Winner: “Young Bird” by Aaron Rabinowitz
Runner Up: “The Idioms of Mother Hens” by Britt Gillman
Second Runner-Up: “Legacy” by Melinda Burns
Judges Essay by Suzannah Showler
Back in the summer, chatting via email with the PRISM international editors about what I look for in a great essay, I wrote: “I really love creative nonfiction that is guided by curiosity . . . The kind of nonfiction I’m drawn to doesn’t disregard interiority, but it’s about more than the author’s inner life. I love to read something that uses the author’s particular consciousness and experience to draw something out of the world, making it stranger, or more familiar, or more real to me.”
I came away from reading the essays shortlisted for this contest in a renewed world. I had felt a chicken’s tender wattle—“a well-worn leather purse, the hands of your great grandmother, or a newborn baby’s fresh pink earlobe”—and cradled the freshly-slaughtered body of a hen against my chest. I’d traced the history of identifying, describing, and treating the tonic-clonic (or grand mal) seizure, travelling to Ancient Greece to find a physician comparing such a seizure a decapitated animal in its death throes, foam at the mouth like “the tide-edge of the sea.” I’d followed a daughter on a search to understand her mother’s suppressed Indigeneity and history a residential school survivor, locating a truth that felt, “taking out a life-long splinter, one lodged deep in the skin, painful at first but then an easing.” I’d wandered around with a magnifying glass in hand to get up close and personal with lichen—“this scape of crusting colours and small tufty towers rising from the bark of Ponderosa pine”—and learned that lichen is not so much a thing as a process: an evolving, mysterious exchange between algae, fungi, and bacteria. Each of these essays gifted me quiet, memorable details that brought the world closer and taught me something new. Each one answered questions I hadn’t known to ask.

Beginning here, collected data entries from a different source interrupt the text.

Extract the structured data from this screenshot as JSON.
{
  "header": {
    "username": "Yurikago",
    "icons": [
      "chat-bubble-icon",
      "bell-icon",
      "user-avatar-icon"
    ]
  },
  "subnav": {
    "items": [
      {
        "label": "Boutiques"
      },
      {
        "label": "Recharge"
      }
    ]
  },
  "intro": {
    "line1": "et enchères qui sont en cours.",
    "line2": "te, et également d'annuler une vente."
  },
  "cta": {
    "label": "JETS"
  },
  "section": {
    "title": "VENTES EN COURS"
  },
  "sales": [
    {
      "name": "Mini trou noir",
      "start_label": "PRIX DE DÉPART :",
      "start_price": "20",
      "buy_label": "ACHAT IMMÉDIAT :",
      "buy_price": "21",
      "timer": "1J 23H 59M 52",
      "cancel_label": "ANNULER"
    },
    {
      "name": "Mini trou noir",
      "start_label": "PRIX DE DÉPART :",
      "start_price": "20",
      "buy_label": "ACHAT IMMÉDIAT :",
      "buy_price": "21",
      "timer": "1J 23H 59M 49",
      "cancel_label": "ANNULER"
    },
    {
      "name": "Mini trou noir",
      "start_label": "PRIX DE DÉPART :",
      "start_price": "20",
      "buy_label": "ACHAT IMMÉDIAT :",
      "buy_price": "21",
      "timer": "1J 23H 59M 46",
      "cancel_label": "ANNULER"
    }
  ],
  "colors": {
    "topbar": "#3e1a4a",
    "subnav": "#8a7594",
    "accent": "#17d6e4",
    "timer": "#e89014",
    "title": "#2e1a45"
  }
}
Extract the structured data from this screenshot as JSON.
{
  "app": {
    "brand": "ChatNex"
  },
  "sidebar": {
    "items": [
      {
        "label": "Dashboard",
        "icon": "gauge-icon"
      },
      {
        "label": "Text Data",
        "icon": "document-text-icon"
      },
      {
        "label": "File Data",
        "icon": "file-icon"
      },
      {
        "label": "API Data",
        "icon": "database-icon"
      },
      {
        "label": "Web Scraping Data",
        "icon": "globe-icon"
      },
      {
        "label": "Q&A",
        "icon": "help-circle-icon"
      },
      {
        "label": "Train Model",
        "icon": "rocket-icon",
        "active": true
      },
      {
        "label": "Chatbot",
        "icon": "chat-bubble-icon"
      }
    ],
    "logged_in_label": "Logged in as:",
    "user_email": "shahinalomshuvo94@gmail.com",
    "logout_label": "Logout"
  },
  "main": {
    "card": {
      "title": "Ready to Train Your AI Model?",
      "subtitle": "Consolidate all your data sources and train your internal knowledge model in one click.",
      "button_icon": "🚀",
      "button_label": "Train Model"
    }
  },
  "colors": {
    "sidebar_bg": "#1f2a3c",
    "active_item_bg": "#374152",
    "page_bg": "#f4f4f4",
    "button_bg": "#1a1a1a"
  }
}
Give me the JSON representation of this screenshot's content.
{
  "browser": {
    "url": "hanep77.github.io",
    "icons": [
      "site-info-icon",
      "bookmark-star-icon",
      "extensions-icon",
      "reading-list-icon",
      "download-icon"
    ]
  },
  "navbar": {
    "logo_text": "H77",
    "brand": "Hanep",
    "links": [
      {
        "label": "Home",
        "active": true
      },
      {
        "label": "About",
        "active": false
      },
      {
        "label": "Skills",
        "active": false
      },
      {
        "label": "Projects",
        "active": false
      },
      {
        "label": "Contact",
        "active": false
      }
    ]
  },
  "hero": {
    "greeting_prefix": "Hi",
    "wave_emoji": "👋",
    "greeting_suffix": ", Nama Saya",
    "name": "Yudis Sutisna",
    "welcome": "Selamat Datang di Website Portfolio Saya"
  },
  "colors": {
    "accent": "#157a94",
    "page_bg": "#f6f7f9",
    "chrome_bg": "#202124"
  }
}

The winning essay, “Young Bird,” impressed me with its precise imagery and deft tonal acrobatics. Like the two eagles it describes who swoop down to converge on a robin and “wishbone it in their talons in midflight, each taking half,” this essay pulls the reader between tenderness and melancholy, violence and humour. Good-natured banter and quick turns belie an unsettled and unsettling tour of a natural world in which predators pick off the edges of a flock, carrion split open the bodies of dead mother animals, and fledglings are cannibalized by parents and siblings.
I felt that this essay articulated something about the casual, often banal way that terror and worry embeds itself in parenting. (As a new parent myself, I admittedly found this particularly affecting.) The essay asks: how we do show children the world? How to educate a person and yet still protect them? How to live with the great wallop of vulnerability that comes from caring for a child? “Young Bird” asks these questions while remaining charming and light-footed—an impressive feat.